Using gdb(1), ps(1) and watch(1) to debug memory leaks<Posted by Michael Shuldman, Inferno Nettverk A/S, Norway on Fri May 9 14:05:10 MEST 2014
Even though we use automated tools for helping us detect when and where memory leaks occur, like the excellent Valgrind system, as well as commercial static analysis systems, none of the external tools used were able to warn about a problem we recently had.
Fortunately the problem was however detected by our in-house test system, rather than a customer when our test system started generating messages like this:
td/server_hup FAIL: socksify:memleak: possible memory leak, see _showcpu.LOG for process output memcheck: warning: possible memory leak in sockd-michaels (pid 6439): increase in 40.00% of 15 values in 123s
While not all that helpful for debugging, it does tell us that a memory usage is increasing for a specific process.
There are a lot of servers in the world where memory usage is expected to go up and down during the lifetime of one or more process.
Due to some high-level design decisions done by us (which one can argue for or against, at another time) this is not something we normally expect in our own software however, not even in that software which runs on vanilla UNIX system rather than custom built embedded devices.
This particular test, the td/server_hup test, was repeatedly sending SIGHUP signals to our server, causing it to reload the same config file over and over again.

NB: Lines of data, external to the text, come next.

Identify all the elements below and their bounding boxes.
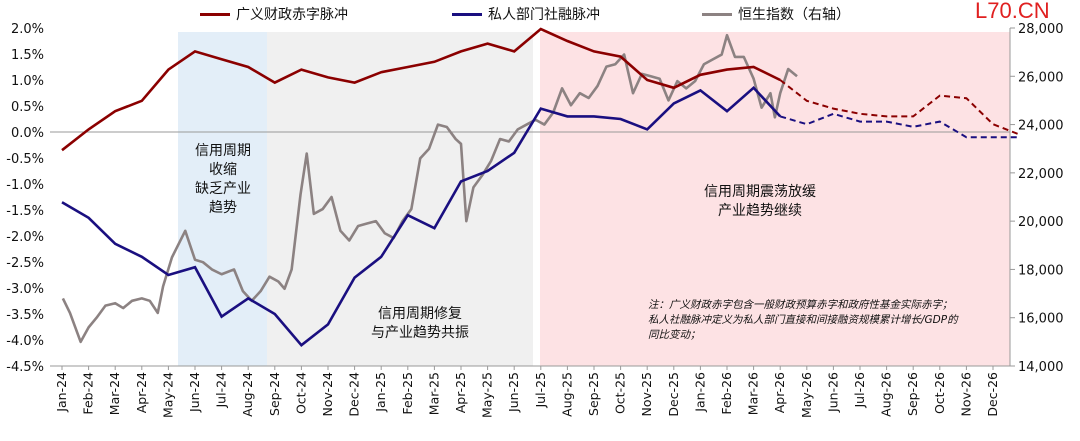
y-left-tick: 1.5% [11,48,44,63]
x-tick: Aug-25 [559,372,574,417]
x-tick: Jul-26 [852,372,867,409]
x-tick: Dec-26 [985,372,1000,417]
y-left-tick: -2.0% [6,230,44,245]
y-left-tick: 0.0% [11,126,44,141]
y-left-tick: -2.5% [6,256,44,271]
x-tick: Jan-25 [373,372,388,413]
x-tick: May-25 [480,372,495,418]
y-right-tick: 22,000 [1018,167,1064,182]
x-tick: Sep-25 [586,372,601,416]
x-tick: May-24 [160,372,175,418]
x-tick: Sep-26 [905,372,920,416]
x-tick: Jun-26 [825,372,840,413]
x-tick: Aug-24 [240,372,255,417]
y-left-tick: -0.5% [6,152,44,167]
x-tick: Jan-26 [692,372,707,413]
legend-hsi: 恒生指数（右轴） [702,4,850,24]
x-tick: Jun-24 [187,372,202,413]
x-tick: Jul-25 [533,372,548,409]
x-tick: Feb-24 [81,372,96,415]
series-hsi [61,33,798,344]
y-right-tick: 20,000 [1018,215,1064,230]
y-left-tick: 2.0% [11,22,44,37]
x-tick: Sep-24 [267,372,282,416]
y-left-tick: -4.0% [6,334,44,349]
x-tick: Jan-24 [54,372,69,413]
annotation-repair: 信用周期修复 与产业趋势共振 [371,306,469,341]
series-fiscal [61,27,781,152]
legend-swatch [702,12,732,16]
y-right-tick: 14,000 [1018,360,1064,375]
x-tick: Dec-24 [347,372,362,417]
x-tick: Nov-24 [320,372,335,417]
y-left-tick: -1.0% [6,178,44,193]
x-tick: Dec-25 [666,372,681,417]
y-left-tick: -3.0% [6,282,44,297]
x-tick: Mar-25 [426,372,441,415]
x-tick: Apr-25 [453,372,468,413]
annotation-volatile: 信用周期震荡放缓 产业趋势继续 [704,184,816,219]
y-left-tick: 0.5% [11,100,44,115]
x-tick: Oct-26 [932,372,947,414]
legend-label: 恒生指数（右轴） [738,7,850,23]
y-right-tick: 18,000 [1018,263,1064,278]
legend-fiscal: 广义财政赤字脉冲 [200,4,348,24]
band-volatile [540,32,1010,366]
y-right-tick: 24,000 [1018,119,1064,134]
x-tick: Jul-24 [214,372,229,409]
legend-swatch [200,12,230,16]
x-tick: Apr-26 [772,372,787,413]
y-left-tick: 1.0% [11,74,44,89]
x-tick: Oct-24 [293,372,308,414]
x-tick: Feb-26 [719,372,734,415]
x-tick: Feb-25 [400,372,415,415]
x-tick: May-26 [799,372,814,418]
series-private-forecast [779,112,1020,139]
watermark: L70.CN [975,0,1050,23]
annotation-contraction: 信用周期 收缩 缺乏产业 趋势 [195,143,251,216]
footnote: 注：广义财政赤字包含一般财政预算赤字和政府性基金实际赤字； 私人社融脉冲定义为私… [648,299,958,341]
x-tick: Mar-24 [107,372,122,415]
x-tick: Oct-25 [613,372,628,414]
x-tick: Aug-26 [879,372,894,417]
series-fiscal-forecast [779,79,1020,136]
y-right-tick: 26,000 [1018,70,1064,85]
x-tick: Jun-25 [506,372,521,413]
series-private [61,85,782,347]
x-tick: Nov-26 [958,372,973,417]
legend-label: 广义财政赤字脉冲 [236,7,348,23]
y-left-tick: -1.5% [6,204,44,219]
x-tick: Mar-26 [746,372,761,415]
y-right-tick: 28,000 [1018,22,1064,37]
band-contraction [178,32,267,366]
x-tick: Apr-24 [134,372,149,413]
legend-swatch [452,12,482,16]
legend-private: 私人部门社融脉冲 [452,4,600,24]
x-tick: Nov-25 [639,372,654,416]
y-right-tick: 16,000 [1018,312,1064,327]
y-left-tick: -4.5% [6,360,44,375]
y-left-tick: -3.5% [6,308,44,323]
legend-label: 私人部门社融脉冲 [488,7,600,23]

Since it was the same config file that was reloaded, and nothing else was happening, we would expect the memory usage to remain fairly constant during this test. The same should be the case for most of our other tests, even tests where many things were happening. This test was however chosen for debugging this the problem since debugging should be easier when less things were happening.
Since a considerable increase in memory usage was detected by the test, causing the test to fail, there was likely a problem here.
After making sure neither Valgrind nor the commercial static analyser software we use reported any problems related to this, we had to start with some considerable more primitive debugging.
Debugging: gdb(1), ps(1), and watch(1)
First I verified that I could observe the problem manually with ps(1). I started our server, ran `ps -p <pid of server', and then sent the server some SIGHUP signals, noting that the VSZ and RSS values increased after each SIGHUP.
The RSS value (resident set size) should correspond to how much physical RAM the process is currently using, and is a subset of the VSZ size.
The VSZ (virtual set size) should correspond to the amount of memory the process has allocated, including memory space that it is currently not using and which is thus not resident in RAM (i.e., it is swapped out, or depending on the kernel, perhaps not even allocated yet).
Having done this, I started a fresh server, attached to the server process with gdb(1) and set a breakpoint at the server's sighup() function. In another xterm, I ran watch(1):
watch -n 0.1 -d ps p <server pid> o vsz,rss
The watch(1) program, particularly with the `-d' option, makes it easy to see when something changes.
In a third xterm, I sent the server a SIGHUP, and while single-stepping through the sighup() function with gdb(1), kept an eye on the xterm where I was running watch(1).
While doing this I noted where the VSZ and RSS values changed. The `-n 0.1' option made watch(1) fetch the output from ps(1) frequent enough (10 times a second) for me to be able to single step in the debugger, noticing exactly what lines caused changes to the VSZ or RSS.
After doing this a few times, I had a list of three function calls (called by our sighup() function) that each caused an increase in either the VSZ or RSS value reported by ps(1):
I then did the same for the three functions itself, single-stepping through the functions, and functions called by them (if any were relevant), until I found the errors. The main error being, rather embarrassingly, a misunderstanding on my own part regarding that mmap(2) will not automatically munmap(2) the currently mapped region passed it if one uses MAP_SHARED, but will instead create a new mapping at a new address, and keep the old mapping too.
With the use of two xterm windows visible at the same time, and one program running in each of them:
One is able to step through large amounts of program code in one xterm window, starting with the highest-level functions of the code and noting in another xterm window which functions cause an increase in memory usage. From thereon it is easy to repeat the procedure, using progressively lower-level functions, until one finds the actual lines of code responsible for the increase in memory usage.
Doing this one is might be able to in a fairly automated fashion considerably reduce the amount of code needing careful examination and intelligent thought.